10
Rant: My old professor called my site drawing 'a messy guess'
Last year I was mapping a dig in Tucson and thought my field sketches were good enough. My professor looked at my grid drawing and said, 'This isn't art class, it's a messy guess at where things are.' I started using a total station for every single point after that, even for small finds. It takes longer but my maps are actually accurate now. Anyone else get called out on their field methods and have to totally change how they work?
3 comments
Log in to join the discussion
Log In3 Comments
kevin_sullivan1mo ago
Sounds like your professor gave you some tough but fair advice. Field sketches are important for quick notes, but calling them a messy guess means they weren't clear enough for someone else to use. Switching to the total station for everything seems like an overcorrection though, it must slow you down a lot. There's a middle ground between a fast sketch and surveying every pebble.
7
parker_foster531mo ago
Exactly.
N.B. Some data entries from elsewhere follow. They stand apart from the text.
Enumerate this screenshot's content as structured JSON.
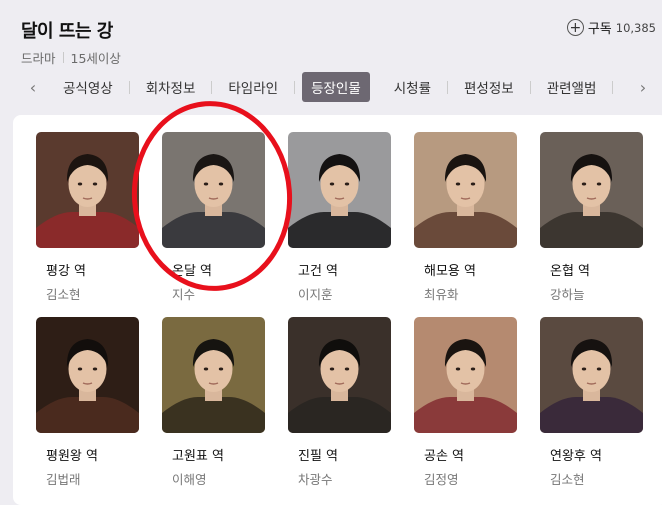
{
  "header": {
    "title": "달이 뜨는 강",
    "genre": "드라마",
    "rating": "15세이상",
    "subscribe_label": "구독",
    "subscribe_count": "10,385"
  },
  "tabs": [
    {
      "label": "공식영상",
      "active": false
    },
    {
      "label": "회차정보",
      "active": false
    },
    {
      "label": "타임라인",
      "active": false
    },
    {
      "label": "등장인물",
      "active": true
    },
    {
      "label": "시청률",
      "active": false
    },
    {
      "label": "편성정보",
      "active": false
    },
    {
      "label": "관련앨범",
      "active": false
    }
  ],
  "cast": [
    {
      "role": "평강 역",
      "actor": "김소현",
      "costume": "#8a2a2a",
      "bg": "#5a3a2e",
      "hair": "#1c1410"
    },
    {
      "role": "온달 역",
      "actor": "지수",
      "costume": "#3a3a3e",
      "bg": "#7a7570",
      "hair": "#1a1614"
    },
    {
      "role": "고건 역",
      "actor": "이지훈",
      "costume": "#2a2a2c",
      "bg": "#9a9a9c",
      "hair": "#141212"
    },
    {
      "role": "해모용 역",
      "actor": "최유화",
      "costume": "#6a4a3a",
      "bg": "#b79a80",
      "hair": "#1a1410"
    },
    {
      "role": "온협 역",
      "actor": "강하늘",
      "costume": "#3c3630",
      "bg": "#6a6058",
      "hair": "#161210"
    },
    {
      "role": "평원왕 역",
      "actor": "김법래",
      "costume": "#4a2a1e",
      "bg": "#2e1e16",
      "hair": "#120e0c"
    },
    {
      "role": "고원표 역",
      "actor": "이해영",
      "costume": "#3a3220",
      "bg": "#7a6a40",
      "hair": "#161410"
    },
    {
      "role": "진필 역",
      "actor": "차광수",
      "costume": "#2a2622",
      "bg": "#3a302a",
      "hair": "#100e0c"
    },
    {
      "role": "공손 역",
      "actor": "김정영",
      "costume": "#8a3a3a",
      "bg": "#b58a70",
      "hair": "#1a1410"
    },
    {
      "role": "연왕후 역",
      "actor": "김소현",
      "costume": "#3a2a3a",
      "bg": "#5a4a40",
      "hair": "#161210"
    }
  ],
  "colors": {
    "active_tab": "#6d6872",
    "highlight_ring": "#e8101c"
  }
}
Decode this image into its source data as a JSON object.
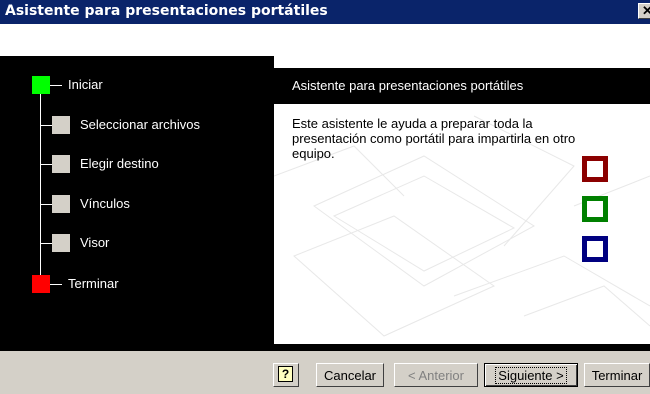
{
  "window": {
    "title": "Asistente para presentaciones portátiles",
    "close_glyph": "✕"
  },
  "steps": [
    {
      "label": "Iniciar",
      "state": "current",
      "color": "#00ff00"
    },
    {
      "label": "Seleccionar archivos",
      "state": "pending",
      "color": "#d4d0c8"
    },
    {
      "label": "Elegir destino",
      "state": "pending",
      "color": "#d4d0c8"
    },
    {
      "label": "Vínculos",
      "state": "pending",
      "color": "#d4d0c8"
    },
    {
      "label": "Visor",
      "state": "pending",
      "color": "#d4d0c8"
    },
    {
      "label": "Terminar",
      "state": "end",
      "color": "#ff0000"
    }
  ],
  "panel": {
    "header": "Asistente para presentaciones portátiles",
    "body": "Este asistente le ayuda a preparar toda la presentación como portátil para impartirla en otro equipo.",
    "icons": [
      {
        "name": "red-square-icon",
        "color": "#8b0000"
      },
      {
        "name": "green-square-icon",
        "color": "#008000"
      },
      {
        "name": "blue-square-icon",
        "color": "#000080"
      }
    ]
  },
  "buttons": {
    "help": "?",
    "cancel": "Cancelar",
    "back": "< Anterior",
    "next": "Siguiente >",
    "finish": "Terminar"
  }
}
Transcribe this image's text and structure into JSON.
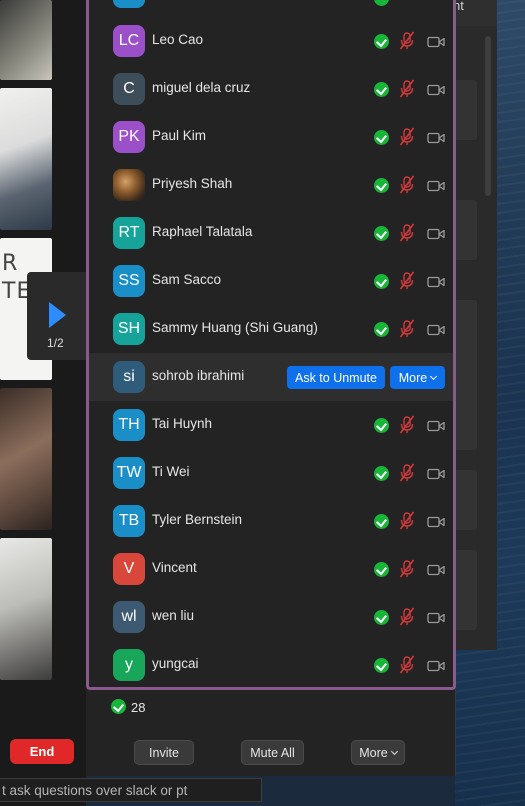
{
  "meeting": {
    "page_indicator": "1/2",
    "whiteboard_text": "R\nTES",
    "end_label": "End",
    "chat_input_value": "t ask questions over slack or pt"
  },
  "behind_panel": {
    "title_fragment": "nt"
  },
  "participants": [
    {
      "initials": "LC",
      "name": "Leo Cao",
      "color": "#9b4fc8"
    },
    {
      "initials": "C",
      "name": "miguel dela cruz",
      "color": "#3e4d5a"
    },
    {
      "initials": "PK",
      "name": "Paul Kim",
      "color": "#9b4fc8"
    },
    {
      "initials": "",
      "name": "Priyesh Shah",
      "color": "",
      "photo": true
    },
    {
      "initials": "RT",
      "name": "Raphael Talatala",
      "color": "#15a39a"
    },
    {
      "initials": "SS",
      "name": "Sam Sacco",
      "color": "#1a8fc7"
    },
    {
      "initials": "SH",
      "name": "Sammy Huang (Shi Guang)",
      "color": "#15a39a"
    },
    {
      "initials": "si",
      "name": "sohrob ibrahimi",
      "color": "#2f5c7a",
      "hover": true
    },
    {
      "initials": "TH",
      "name": "Tai Huynh",
      "color": "#1a8fc7"
    },
    {
      "initials": "TW",
      "name": "Ti Wei",
      "color": "#1a8fc7"
    },
    {
      "initials": "TB",
      "name": "Tyler Bernstein",
      "color": "#1a8fc7"
    },
    {
      "initials": "V",
      "name": "Vincent",
      "color": "#d9463a"
    },
    {
      "initials": "wl",
      "name": "wen liu",
      "color": "#3e5a72"
    },
    {
      "initials": "y",
      "name": "yungcai",
      "color": "#17a65a"
    }
  ],
  "hover_actions": {
    "ask_to_unmute": "Ask to Unmute",
    "more": "More"
  },
  "summary": {
    "count": "28"
  },
  "footer": {
    "invite": "Invite",
    "mute_all": "Mute All",
    "more": "More"
  },
  "colors": {
    "accent": "#0e71eb",
    "panel_border": "#8a5a8e",
    "status_ok": "#17b53a",
    "muted_mic": "#d23a3a",
    "end_button": "#e02828"
  }
}
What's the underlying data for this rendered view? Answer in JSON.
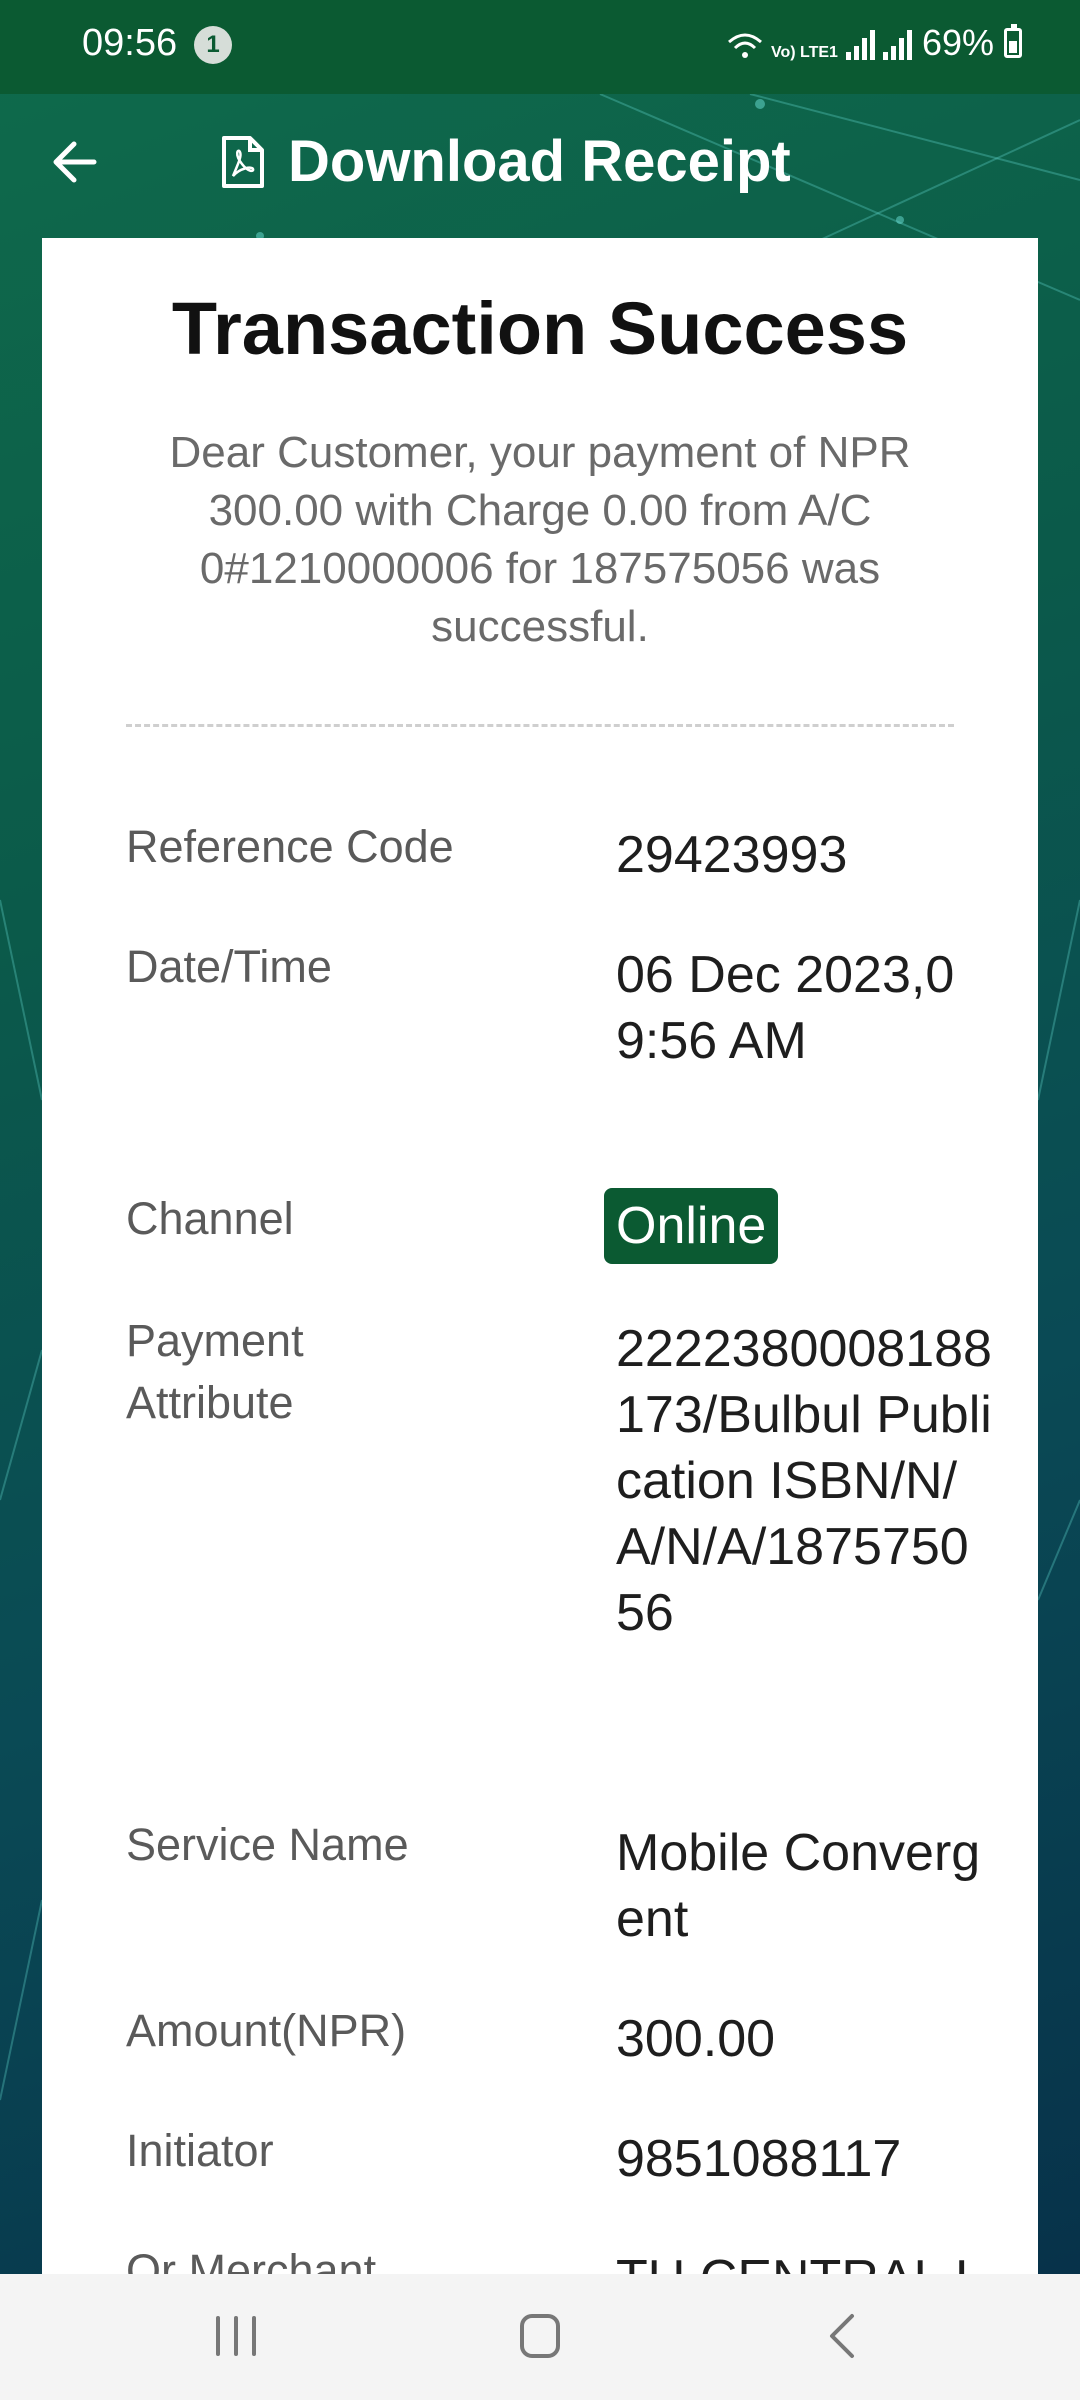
{
  "status_bar": {
    "time": "09:56",
    "notification_count": "1",
    "network_label": "Vo) LTE1",
    "battery": "69%"
  },
  "app_bar": {
    "title": "Download Receipt",
    "back_icon": "arrow-left-icon",
    "title_icon": "pdf-file-icon"
  },
  "receipt": {
    "heading": "Transaction Success",
    "message": "Dear Customer, your payment of NPR 300.00 with Charge 0.00 from A/C 0#1210000006 for 187575056 was successful.",
    "rows": [
      {
        "label": "Reference Code",
        "value": "29423993"
      },
      {
        "label": "Date/Time",
        "value": "06 Dec 2023,09:56 AM"
      },
      {
        "label": "Channel",
        "value": "Online"
      },
      {
        "label": "Payment Attribute",
        "value": "2222380008188173/Bulbul Publication ISBN/N/A/N/A/187575056"
      },
      {
        "label": "Service Name",
        "value": "Mobile Convergent"
      },
      {
        "label": "Amount(NPR)",
        "value": "300.00"
      },
      {
        "label": "Initiator",
        "value": "9851088117"
      },
      {
        "label": "Qr Merchant Name",
        "value": "TU CENTRAL LIBRARY"
      }
    ]
  },
  "nav_bar": {
    "icons": [
      "recent-apps-icon",
      "home-icon",
      "back-icon"
    ]
  },
  "colors": {
    "brand_green": "#0b5a32",
    "card_bg": "#ffffff",
    "label_gray": "#5a5a5a",
    "value_dark": "#1e1e1e"
  }
}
So where's that line for a good enough sketch? Like @kevin_sullivan said, it's a middle ground. My crew lead says a sketch should answer a basic question without needing you there to explain it. If you draw a weird rock, note its size and what it's next to. A messy guess is just a circle labeled "rock". The total station for a single cobble is overkill, but a clear pencil drawing with a scale and a few measurements is forever.
6
the_jesse1mo ago
Honestly that "middle ground" idea sounds nice but it falls apart in the real field. Kevin_Sullivan says a messy guess isn't clear for someone else, but a rushed sketch with a few notes isn't either, you just think it is. If the goal is a permanent record, then measuring everything with the total station is the only way to be sure. Calling it an overcorrection is just accepting sloppy work. The professor was right to call out bad sketches, and using the right tool for the job, even if it's slower, is how you avoid mistakes. There is no reliable middle ground, just different amounts of wrong.